Mittlerweile liegen dem Ministerium Erkenntnisse zur Erdbebensicherheit vor. Erdbebengefährdung sind Teil des Sicherheitsberichts, der zuletzt 1989 ergänzt wurde. Dieser Abschnitt muss daher dringend den neusten wissenschaftlichen Erkenntnissen angepasst werden. Bedenklich ist, dass die Aussagen zur Erdbebengefährdung bereits 1989 nicht dem damaligen Stand der Wissenschaft genügten und zu optimistisch ausgefallen waren. Die Folge davon ist, das es bis heute kein sogenanntes ingenieurseismologisches Gutachten und keine Erdbebenstation vor Ort am TRIGA-Standort gibt.

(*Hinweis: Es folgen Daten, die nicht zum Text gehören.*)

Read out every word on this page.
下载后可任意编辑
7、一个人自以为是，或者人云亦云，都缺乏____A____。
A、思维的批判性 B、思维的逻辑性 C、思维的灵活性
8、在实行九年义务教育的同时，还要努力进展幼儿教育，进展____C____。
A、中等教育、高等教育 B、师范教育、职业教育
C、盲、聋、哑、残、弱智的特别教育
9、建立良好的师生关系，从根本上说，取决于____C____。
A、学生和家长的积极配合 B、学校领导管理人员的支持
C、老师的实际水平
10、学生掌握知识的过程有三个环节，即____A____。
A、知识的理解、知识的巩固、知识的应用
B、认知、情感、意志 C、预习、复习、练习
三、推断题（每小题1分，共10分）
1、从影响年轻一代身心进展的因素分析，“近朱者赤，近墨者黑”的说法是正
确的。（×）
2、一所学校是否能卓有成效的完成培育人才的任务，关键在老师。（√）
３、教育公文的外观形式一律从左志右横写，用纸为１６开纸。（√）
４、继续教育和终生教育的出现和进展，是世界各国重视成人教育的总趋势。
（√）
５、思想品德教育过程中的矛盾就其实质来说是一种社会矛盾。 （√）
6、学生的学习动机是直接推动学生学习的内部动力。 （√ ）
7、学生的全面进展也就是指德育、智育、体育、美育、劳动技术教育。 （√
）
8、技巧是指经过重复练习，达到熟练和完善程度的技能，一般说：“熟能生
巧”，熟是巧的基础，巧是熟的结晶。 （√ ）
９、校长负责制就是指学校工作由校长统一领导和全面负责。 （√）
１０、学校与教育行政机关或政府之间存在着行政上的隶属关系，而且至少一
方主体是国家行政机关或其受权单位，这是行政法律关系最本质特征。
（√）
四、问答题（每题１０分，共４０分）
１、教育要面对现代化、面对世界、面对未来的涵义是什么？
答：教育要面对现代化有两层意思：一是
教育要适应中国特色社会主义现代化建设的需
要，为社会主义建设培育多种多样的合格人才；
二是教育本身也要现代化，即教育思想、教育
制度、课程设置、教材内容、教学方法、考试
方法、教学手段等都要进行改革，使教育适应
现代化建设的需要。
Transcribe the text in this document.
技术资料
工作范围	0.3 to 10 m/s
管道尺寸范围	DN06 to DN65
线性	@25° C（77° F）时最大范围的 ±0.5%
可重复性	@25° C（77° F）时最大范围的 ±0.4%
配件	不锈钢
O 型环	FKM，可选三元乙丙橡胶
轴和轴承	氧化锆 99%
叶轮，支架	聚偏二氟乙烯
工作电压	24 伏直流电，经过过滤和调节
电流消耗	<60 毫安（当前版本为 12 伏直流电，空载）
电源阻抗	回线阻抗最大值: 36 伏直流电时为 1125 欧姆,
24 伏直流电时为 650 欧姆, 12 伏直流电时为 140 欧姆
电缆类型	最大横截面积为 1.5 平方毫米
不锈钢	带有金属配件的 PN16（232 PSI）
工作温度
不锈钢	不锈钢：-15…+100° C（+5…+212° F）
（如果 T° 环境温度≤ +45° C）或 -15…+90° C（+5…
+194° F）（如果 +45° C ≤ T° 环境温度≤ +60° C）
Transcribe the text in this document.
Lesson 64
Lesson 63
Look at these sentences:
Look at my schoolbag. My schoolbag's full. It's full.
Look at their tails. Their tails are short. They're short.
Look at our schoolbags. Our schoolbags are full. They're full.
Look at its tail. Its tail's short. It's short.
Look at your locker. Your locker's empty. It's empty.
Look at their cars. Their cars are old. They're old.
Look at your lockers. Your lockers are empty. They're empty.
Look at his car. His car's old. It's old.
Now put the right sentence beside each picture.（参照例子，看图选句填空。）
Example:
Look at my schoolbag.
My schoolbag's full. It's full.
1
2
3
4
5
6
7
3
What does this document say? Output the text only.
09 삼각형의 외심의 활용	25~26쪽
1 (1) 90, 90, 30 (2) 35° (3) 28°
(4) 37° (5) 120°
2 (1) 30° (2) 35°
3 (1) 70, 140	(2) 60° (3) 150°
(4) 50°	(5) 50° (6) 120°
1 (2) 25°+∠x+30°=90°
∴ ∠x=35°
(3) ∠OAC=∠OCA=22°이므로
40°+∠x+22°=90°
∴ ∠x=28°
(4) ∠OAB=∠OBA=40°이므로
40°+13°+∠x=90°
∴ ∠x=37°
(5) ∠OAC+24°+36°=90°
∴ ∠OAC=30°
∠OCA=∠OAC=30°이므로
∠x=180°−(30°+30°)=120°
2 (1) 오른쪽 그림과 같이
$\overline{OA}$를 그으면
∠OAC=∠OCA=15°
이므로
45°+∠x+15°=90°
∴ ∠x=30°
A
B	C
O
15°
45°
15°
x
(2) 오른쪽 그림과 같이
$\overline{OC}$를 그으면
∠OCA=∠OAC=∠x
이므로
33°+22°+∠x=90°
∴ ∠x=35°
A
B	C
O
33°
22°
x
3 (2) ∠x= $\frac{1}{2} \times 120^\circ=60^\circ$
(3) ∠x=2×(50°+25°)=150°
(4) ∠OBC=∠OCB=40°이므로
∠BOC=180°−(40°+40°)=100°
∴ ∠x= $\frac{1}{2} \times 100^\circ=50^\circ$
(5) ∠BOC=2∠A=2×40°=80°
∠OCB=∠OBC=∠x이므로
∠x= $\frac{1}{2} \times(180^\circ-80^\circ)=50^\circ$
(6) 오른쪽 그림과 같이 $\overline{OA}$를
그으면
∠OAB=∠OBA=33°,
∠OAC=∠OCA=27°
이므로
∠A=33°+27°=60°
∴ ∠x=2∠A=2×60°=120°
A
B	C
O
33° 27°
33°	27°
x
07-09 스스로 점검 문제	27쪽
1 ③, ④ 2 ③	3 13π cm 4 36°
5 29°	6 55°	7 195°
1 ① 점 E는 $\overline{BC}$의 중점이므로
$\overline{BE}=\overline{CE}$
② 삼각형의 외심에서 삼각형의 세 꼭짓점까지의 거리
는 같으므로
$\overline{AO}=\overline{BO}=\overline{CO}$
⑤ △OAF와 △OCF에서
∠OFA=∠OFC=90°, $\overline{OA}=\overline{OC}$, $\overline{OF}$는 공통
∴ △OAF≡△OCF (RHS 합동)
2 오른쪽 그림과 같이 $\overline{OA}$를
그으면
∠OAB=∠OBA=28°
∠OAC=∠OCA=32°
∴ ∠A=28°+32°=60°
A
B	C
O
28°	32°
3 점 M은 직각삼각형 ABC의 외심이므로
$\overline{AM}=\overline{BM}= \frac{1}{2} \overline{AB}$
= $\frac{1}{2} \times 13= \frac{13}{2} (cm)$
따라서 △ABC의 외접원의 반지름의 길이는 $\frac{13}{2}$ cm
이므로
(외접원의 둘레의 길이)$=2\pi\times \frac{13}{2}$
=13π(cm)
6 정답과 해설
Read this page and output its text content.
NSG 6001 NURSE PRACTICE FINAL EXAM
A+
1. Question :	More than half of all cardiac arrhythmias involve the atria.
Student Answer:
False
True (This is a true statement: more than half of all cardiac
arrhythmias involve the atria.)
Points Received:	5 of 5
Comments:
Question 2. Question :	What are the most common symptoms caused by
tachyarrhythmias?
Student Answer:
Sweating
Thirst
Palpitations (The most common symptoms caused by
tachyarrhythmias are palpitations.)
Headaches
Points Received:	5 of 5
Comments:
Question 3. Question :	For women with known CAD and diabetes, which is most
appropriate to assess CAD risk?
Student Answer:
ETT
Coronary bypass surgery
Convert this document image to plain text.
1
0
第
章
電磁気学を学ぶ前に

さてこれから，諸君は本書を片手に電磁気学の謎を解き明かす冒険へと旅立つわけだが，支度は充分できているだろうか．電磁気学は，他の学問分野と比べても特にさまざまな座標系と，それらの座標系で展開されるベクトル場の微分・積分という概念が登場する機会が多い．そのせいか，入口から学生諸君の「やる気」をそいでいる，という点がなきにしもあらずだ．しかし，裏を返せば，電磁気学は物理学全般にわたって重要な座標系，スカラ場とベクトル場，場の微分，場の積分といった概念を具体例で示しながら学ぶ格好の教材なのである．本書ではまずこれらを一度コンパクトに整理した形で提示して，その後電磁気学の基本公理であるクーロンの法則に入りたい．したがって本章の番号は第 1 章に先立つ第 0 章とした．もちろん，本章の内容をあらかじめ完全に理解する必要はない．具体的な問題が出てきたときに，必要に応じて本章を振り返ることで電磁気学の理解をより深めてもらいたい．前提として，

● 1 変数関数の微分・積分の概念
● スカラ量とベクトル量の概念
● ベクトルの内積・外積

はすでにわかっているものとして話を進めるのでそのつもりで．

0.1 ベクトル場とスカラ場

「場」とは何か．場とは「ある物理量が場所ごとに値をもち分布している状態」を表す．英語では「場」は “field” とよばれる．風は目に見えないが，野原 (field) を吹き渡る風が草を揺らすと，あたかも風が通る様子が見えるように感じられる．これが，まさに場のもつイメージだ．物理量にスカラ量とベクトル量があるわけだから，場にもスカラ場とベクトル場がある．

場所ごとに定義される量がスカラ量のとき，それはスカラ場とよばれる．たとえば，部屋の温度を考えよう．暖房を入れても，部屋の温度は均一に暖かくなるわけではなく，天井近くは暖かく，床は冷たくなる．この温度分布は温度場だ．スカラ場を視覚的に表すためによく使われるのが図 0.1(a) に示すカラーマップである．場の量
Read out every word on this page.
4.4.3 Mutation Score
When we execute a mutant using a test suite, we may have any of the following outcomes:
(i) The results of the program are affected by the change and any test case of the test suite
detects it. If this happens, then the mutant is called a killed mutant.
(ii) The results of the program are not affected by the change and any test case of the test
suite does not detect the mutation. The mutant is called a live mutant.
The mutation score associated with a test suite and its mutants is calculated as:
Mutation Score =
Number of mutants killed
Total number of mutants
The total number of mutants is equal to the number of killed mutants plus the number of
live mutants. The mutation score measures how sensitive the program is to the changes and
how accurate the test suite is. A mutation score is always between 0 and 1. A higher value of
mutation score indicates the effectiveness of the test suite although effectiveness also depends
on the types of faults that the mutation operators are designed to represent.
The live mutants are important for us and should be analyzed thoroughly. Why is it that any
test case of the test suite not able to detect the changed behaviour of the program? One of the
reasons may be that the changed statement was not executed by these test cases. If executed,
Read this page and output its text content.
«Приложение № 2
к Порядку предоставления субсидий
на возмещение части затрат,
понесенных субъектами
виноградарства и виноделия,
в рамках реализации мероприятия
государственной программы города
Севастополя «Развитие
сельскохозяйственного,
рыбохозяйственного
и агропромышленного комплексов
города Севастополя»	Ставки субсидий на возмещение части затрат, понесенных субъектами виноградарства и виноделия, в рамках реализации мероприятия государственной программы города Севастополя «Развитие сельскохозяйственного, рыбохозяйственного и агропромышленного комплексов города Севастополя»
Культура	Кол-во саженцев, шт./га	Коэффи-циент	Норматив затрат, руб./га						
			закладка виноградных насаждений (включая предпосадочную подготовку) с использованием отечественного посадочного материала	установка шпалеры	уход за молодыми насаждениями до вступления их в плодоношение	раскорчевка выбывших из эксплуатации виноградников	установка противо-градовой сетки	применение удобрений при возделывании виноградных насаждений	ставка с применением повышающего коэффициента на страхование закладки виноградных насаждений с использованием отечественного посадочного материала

Unweit des Universitätsgeländes verläuft eine kleinere, seismisch aktive Bruchzone, an der zuletzt am 23.12.2010 ein Erdbeben der Magnitude 3,4 stattfand.

Trotz der geringe Leistung gelten auch für diesen Reaktor die gleichen Stresstest-Regeln wie für alle anderen AKWs und Forschungsreaktoren, d.h. die Betreiber müssen entsprechende Unterlagen vorlegen wie die Sicherheitsberichte. Hier treten  behördlichen Defizite in RLP zutage (fachfremde Behördenmitarbeiter nahmen hier Stellung zur Erdbebensicherheit).

Die endgültigen Bewertungen bzgl. Sicherheit gegen Flugzeugabstürze stehen allerdings derzeit noch aus, sie sind für „Oktober“ angekündigt, erst dann wird eine endgültige Beurteilung möglich sein.

Die m.E. dringend erforderlichen Reaktionen sind daher:

  • Überprüfung der Anlage hinsichtlich Erdbebensicherheiten und ggf. deutliche Nachbesserungen;
  • Erlass eines sofortigen Überflugverbotes in niedriger Höhe (was m.E. ohnehin für das gesamte Unigelände sinnvoll wäre …)
  • Änderung der Flugrouten ab/nach Frankfurt International Airport
    – oder Ertüchtigung der Anlage gegen einen möglichen Absturz (m.E. nicht finanzierbar, da käme einem Neubau gleich)
    – oder endgültige Stilllegung.

Bis die Erdbebensicherheit geprüft und als gegeben bestätigt wurde, muss m.E. der Reaktor vorübergehend stillgelegt werden.

Mehren, den 21.9.2012, Karl-W. Koch

P.S.: Natürlich wurde der beeindruckende “Knalleffekt” (im wahrsten Sinn des Wortes), die blau-sichtbar werdende Tschernenkow-Strahlung der Neutronenfreisetzung auch vorgeführt, durchaus beeindruckend … das kurze Video dazu finden Sie hier.

P.S. 2: das Gutachten des TÜV Rheinland liegt mittlerweile hier vor.